Docker and Python: making them play nicely and securely for Data Science and ML

Tania Allard

Conda / conda forge Data Science Deep Learning Machine-Learning Scientific Libraries (Numpy/Pandas/SciKit/...)

See in schedule Download/View Slides

Docker has become a standard tool for developers around the world to deploy applications in a reproducible and robust manner. The existence of Docker and Docker compose have reduced the time needed to set up new software and implementing complex technology stacks for our applications. Now, six years after the initial release of Docker, we can say with confidence that containers and containers orchestration have become some of the defaults in the current technology stacks.

There are thousands of tutorials and getting started documents for those wanting to adopt Docker for apps deployment. However, if you are a Data Scientist, a researcher or someone working on scientific computing wanting to adopt Docker, the story is quite different. There are very few tutorials (in comparison to app/web) and documents focused on Docker best practices for DS and scientific computing. If you are working on DS, ML or scientific computing, this talk is for you. We'll cover best practices when building Docker containers for data-intensive applications, from optimising your image build, to ensuring your containers are secure and efficient deployment workflows. We will talk about the most common problems faced while using Docker with data intensive applications and how you can overcome most of them. Finally I'll give some practical and useful tips for you to improve your Docker workflows and practises.

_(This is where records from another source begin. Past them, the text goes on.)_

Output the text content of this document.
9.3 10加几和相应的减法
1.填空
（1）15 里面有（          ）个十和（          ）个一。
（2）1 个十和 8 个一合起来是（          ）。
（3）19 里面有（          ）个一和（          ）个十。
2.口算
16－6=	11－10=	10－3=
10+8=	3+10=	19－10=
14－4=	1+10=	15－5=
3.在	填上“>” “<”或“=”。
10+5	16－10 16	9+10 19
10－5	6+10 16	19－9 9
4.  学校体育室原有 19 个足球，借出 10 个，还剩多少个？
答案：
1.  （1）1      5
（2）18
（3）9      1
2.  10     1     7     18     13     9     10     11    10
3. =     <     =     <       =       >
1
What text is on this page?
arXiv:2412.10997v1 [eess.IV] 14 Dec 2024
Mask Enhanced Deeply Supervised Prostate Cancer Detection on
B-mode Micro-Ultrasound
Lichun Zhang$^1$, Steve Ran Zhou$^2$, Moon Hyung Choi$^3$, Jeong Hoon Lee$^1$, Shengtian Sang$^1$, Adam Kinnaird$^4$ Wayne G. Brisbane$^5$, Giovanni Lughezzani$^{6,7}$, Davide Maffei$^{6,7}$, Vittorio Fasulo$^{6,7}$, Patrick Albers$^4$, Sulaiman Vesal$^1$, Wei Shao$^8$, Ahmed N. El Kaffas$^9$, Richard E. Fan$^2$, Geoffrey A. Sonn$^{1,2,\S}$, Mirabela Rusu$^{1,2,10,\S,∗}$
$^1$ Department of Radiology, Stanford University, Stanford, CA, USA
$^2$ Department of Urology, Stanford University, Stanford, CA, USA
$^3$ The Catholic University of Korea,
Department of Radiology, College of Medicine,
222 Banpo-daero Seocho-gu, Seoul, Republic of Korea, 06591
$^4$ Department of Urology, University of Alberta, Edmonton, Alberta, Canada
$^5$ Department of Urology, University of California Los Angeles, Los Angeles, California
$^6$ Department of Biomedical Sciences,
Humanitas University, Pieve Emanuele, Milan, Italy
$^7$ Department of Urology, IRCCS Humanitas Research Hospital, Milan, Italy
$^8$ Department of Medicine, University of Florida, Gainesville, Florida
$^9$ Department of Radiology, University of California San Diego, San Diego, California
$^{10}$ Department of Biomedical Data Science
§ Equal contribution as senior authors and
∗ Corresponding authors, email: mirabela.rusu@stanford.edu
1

Attendees will leave the talk feeling confident about adopting Docker across a range of DS, ML and research projects.

Who and Why (audience)
This talk is designed for folks working in data-intensive environments (i.e. Machine Learning, Data Science, research and scientific computing) and that are either using Docker or want to learn more about how to use Docker in these environments. Attendees will leave the talk feeling confident about adopting Docker in their workflows as well as have acquired several best practices and guidelines to do this robustly.
Introduction (5 minutes)
About me
When is Docker the right choice?
Docker for all Python users: introduction to Docker in Machine Learning (ML), Data Science (DS) and research contexts
The usual culprits
Optimising for data-oriented application (10 minutes)
Creating a data-oriented Docker image - how is this different from an app/web image?
Choosing the right base image - set yourself for success
Dependencies, volumes and code best practices
Security and performance (10 minutes)
Finding vulnerabilities in your images
Image consistency and reproducibility
Optimising image building - cache and image size considerations
Do not reinvent the wheel - automate! (10 minutes)
Consider tools to assist with Dockerfile generation - e.g. repo2docker, dokta
Creating templates for projects
Automating image build and publishing - e.g. GitHub actions
Automated deployment strategies - going from local to deploying your containerised application
Conclusions (5 minutes)
Top 10 best practices when working with Docker and Python for DS/ML and research
Additional resources
Thanks and getting in touch

Type: Talk (45 mins); Python level: Intermediate; Domain level: Beginner


Tania Allard

Microsoft

Tania is a Research Engineer and developer advocate with vast experience in academic research and industrial environments. Her main areas of expertise are within data-intensive applications, scientific computing, and machine learning. One of her main areas of expertise is the improvement of processes, reproducibility and transparency in research, data science and artificial intelligence.
She is passionate about mentoring, open source, and its community and is involved in a number of initiatives aimed to build more diverse and inclusive communities. She is also a contributor, maintainer, and developer of a number of open source projects and the Founder of Pyladies NorthWest UK.